THE CAMP.

D'Aulnay's sentinels about the walls, understanding that all this confusion was made by a stampede of ponies, kept the silence which had been enjoined on them. But some stir of inquiry seemed to occur in the bastions. Father Vincent, lying helpless in the trench, and feeling the chill of lately opened earth through his shaven head and partly nude body, wondered if he also had met D'Aulnay's gratitude for his recent inquiry into D'Aulnay's fitness to receive the sacraments.

"But I will tell my lord of Charnisay the truth about his sins," thought Father Vincent, unable to form any words with a pinioned mouth, "though he should go the length of procuring my death."

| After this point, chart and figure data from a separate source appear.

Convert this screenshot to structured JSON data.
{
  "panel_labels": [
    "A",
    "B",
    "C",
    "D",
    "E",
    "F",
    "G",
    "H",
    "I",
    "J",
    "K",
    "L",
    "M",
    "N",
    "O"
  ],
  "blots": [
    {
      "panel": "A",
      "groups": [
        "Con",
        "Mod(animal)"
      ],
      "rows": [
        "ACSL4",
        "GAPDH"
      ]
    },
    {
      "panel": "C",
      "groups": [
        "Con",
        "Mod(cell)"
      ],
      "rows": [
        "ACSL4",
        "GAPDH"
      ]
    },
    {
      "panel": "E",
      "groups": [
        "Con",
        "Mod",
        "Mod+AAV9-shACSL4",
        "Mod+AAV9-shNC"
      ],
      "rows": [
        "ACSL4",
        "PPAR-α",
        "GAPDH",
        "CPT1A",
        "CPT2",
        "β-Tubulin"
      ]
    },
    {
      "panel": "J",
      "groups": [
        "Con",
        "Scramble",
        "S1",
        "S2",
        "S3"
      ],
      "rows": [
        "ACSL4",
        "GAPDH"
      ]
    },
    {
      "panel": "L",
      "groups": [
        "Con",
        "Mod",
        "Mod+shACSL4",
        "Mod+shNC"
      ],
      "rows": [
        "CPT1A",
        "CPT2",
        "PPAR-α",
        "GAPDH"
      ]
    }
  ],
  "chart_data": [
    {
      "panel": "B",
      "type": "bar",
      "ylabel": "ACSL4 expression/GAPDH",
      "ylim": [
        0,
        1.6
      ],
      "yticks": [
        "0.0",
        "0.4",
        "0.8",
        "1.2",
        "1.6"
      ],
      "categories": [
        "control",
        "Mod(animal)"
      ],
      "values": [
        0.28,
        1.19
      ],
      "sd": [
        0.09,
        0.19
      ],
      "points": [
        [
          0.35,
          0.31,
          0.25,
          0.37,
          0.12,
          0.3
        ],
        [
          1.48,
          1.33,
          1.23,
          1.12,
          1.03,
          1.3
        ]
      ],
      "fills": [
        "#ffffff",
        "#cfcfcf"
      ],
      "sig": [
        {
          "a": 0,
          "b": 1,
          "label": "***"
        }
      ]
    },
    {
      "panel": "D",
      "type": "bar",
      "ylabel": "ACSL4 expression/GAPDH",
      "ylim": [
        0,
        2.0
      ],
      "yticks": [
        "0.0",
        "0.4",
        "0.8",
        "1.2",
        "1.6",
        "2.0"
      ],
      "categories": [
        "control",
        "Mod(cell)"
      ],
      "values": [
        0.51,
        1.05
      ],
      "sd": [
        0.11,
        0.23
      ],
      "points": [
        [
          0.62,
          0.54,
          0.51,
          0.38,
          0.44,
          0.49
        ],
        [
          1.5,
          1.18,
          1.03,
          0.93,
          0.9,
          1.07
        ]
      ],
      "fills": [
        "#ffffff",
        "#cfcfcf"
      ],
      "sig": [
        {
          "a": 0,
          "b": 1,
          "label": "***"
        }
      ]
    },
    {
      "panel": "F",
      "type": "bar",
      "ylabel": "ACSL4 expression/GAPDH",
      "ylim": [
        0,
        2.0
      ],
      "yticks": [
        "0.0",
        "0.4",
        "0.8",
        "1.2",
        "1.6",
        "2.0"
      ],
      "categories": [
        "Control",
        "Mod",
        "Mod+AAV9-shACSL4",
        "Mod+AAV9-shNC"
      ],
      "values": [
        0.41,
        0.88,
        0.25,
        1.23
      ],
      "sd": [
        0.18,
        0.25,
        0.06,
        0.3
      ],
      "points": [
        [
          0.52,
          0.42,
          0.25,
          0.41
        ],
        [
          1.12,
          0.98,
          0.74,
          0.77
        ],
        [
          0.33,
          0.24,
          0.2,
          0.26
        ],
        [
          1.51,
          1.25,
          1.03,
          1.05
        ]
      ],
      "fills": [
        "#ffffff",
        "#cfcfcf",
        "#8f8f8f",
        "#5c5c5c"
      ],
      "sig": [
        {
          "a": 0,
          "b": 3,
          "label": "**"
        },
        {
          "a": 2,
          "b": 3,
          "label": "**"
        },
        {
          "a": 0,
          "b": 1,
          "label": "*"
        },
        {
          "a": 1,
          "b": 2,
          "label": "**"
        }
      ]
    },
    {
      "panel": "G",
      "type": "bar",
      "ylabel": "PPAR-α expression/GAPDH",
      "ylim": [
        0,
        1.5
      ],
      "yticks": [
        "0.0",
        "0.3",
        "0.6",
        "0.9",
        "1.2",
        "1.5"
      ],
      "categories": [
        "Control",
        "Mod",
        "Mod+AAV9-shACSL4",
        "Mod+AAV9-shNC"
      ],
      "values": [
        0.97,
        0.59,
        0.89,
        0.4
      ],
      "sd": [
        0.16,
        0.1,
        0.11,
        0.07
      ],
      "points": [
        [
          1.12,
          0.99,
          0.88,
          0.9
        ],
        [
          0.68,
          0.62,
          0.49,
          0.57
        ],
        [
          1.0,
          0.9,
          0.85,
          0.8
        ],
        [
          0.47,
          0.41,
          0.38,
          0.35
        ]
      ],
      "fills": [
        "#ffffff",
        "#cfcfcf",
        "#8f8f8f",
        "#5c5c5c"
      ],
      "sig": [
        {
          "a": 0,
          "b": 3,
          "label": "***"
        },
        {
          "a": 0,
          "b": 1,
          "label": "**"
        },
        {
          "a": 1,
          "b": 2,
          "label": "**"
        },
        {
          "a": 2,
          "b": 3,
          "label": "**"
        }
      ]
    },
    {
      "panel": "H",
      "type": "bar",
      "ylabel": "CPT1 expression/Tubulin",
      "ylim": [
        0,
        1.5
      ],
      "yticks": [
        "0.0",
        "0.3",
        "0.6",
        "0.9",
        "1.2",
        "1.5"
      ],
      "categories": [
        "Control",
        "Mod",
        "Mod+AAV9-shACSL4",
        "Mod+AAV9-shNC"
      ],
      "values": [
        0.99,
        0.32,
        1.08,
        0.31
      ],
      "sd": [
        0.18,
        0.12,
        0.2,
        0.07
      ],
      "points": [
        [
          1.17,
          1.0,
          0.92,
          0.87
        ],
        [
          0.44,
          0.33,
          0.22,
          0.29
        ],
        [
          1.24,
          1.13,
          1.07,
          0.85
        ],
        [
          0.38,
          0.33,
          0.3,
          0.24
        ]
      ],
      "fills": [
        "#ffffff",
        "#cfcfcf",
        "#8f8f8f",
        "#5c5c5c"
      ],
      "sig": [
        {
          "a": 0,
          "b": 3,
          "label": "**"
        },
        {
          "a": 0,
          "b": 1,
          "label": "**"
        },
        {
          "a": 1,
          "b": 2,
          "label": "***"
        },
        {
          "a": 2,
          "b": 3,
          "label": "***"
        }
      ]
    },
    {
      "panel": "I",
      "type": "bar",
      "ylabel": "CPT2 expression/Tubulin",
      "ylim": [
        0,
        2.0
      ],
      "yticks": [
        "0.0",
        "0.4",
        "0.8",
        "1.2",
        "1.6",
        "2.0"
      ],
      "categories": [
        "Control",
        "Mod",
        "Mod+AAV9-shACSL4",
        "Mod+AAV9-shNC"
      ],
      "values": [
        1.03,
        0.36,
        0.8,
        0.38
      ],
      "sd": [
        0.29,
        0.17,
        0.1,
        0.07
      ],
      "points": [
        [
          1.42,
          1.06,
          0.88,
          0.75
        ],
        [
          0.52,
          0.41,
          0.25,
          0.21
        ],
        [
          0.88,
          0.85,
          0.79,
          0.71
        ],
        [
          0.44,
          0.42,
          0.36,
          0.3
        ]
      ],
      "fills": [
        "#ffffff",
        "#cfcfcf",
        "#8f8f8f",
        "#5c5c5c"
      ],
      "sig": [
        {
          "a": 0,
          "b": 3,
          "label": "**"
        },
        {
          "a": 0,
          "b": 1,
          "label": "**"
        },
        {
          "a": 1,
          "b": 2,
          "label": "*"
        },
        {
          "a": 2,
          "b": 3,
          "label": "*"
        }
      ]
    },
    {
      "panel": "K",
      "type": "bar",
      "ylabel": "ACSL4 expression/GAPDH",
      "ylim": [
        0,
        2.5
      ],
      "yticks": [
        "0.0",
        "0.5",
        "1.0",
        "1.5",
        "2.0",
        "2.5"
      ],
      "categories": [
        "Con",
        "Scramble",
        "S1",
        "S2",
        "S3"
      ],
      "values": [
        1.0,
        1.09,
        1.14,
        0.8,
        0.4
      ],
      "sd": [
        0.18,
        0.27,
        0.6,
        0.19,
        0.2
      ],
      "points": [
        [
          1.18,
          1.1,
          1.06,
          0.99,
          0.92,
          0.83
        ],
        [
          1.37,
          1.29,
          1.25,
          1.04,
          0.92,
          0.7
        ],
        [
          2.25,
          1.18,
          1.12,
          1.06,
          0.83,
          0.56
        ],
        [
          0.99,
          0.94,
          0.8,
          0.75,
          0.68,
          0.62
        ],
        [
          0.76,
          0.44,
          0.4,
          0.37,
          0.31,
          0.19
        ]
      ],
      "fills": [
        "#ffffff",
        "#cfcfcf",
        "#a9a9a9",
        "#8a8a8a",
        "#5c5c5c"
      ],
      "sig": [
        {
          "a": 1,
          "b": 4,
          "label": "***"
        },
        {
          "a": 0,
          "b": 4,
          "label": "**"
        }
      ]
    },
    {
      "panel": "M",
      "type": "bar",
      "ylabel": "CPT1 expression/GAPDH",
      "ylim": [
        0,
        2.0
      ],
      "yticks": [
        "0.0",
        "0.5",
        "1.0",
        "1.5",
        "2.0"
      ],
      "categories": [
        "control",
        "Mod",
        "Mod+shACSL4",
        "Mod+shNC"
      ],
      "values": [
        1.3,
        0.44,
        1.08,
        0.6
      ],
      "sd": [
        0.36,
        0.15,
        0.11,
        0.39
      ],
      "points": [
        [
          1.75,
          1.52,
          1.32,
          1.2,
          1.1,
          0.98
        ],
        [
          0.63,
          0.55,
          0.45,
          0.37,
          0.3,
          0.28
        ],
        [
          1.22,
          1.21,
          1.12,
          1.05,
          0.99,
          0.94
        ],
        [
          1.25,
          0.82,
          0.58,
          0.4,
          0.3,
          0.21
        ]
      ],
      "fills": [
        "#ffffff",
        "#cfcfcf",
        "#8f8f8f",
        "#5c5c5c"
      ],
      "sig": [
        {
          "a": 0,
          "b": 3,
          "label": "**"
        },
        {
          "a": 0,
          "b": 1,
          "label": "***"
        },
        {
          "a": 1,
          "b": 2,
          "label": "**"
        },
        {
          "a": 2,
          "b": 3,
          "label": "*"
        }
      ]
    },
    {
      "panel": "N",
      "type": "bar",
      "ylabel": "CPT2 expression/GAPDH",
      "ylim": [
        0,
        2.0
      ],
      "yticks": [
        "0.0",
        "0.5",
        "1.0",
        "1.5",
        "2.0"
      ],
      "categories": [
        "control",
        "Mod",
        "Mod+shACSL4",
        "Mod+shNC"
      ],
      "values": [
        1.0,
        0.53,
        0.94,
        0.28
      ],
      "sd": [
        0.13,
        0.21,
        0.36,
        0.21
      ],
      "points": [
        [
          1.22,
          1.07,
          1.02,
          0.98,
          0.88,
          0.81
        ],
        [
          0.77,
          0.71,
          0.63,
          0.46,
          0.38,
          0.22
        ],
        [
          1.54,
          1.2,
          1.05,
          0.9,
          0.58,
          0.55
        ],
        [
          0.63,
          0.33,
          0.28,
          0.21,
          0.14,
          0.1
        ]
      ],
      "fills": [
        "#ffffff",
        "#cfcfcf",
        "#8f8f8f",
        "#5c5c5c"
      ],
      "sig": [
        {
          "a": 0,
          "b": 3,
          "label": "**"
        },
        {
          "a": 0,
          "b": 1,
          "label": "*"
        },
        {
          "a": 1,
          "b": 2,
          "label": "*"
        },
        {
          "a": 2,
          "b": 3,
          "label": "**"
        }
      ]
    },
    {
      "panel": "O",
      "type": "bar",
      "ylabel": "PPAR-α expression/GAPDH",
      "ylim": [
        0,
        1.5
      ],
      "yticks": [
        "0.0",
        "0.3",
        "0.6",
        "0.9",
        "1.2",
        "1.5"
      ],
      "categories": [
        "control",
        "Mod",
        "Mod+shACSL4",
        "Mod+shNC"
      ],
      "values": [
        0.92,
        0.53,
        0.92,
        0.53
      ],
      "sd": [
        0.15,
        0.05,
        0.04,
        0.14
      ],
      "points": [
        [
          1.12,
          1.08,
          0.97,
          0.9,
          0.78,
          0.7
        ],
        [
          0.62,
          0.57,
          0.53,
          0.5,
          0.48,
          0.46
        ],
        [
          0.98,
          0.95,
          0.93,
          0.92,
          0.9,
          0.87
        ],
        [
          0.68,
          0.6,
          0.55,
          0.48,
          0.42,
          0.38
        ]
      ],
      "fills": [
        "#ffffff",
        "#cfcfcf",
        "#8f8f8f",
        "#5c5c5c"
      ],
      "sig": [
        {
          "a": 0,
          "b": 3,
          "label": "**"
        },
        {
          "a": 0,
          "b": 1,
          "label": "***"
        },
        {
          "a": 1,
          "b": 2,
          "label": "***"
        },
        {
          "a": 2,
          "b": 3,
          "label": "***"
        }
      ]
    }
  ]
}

The soldier with his buckskin covered by Father Vincent's capote stepped out into the starlight and turned his cowled face toward the fort. He intended to tell the sentinels that D'Aulnay had sent him with a message to the commandant of St. John. The guards, discerning his capote, would perhaps obey a beckoning finger, and believe that he had been charged with silence; for not having heard the churchman's voice he dared not try to imitate it, and must whisper. But that unforeseen element which the wisest cannot rule out of their fate halted him before he took a dozen steps up the hill.

"Where is Father Vincent de Paris?" called some impatient person below the trench. Five figures coming from the tree gained distinctness as they advanced, but it was a new-comer who demanded again,—

"Where is Father Vincent de Paris? Did he not leave the camp with you?"

The soldier went down directly where his gray capote might speak for itself to the eye, and the man who carried the stool pointed with it toward the evident friar.

"There stands the friar behind thee. He hath been tumbled into the trench, I think."

"Is your affair done?"

"And well done, except that some cattle ran mad among us but now, and we thought a sally had been made, so we put out our torches."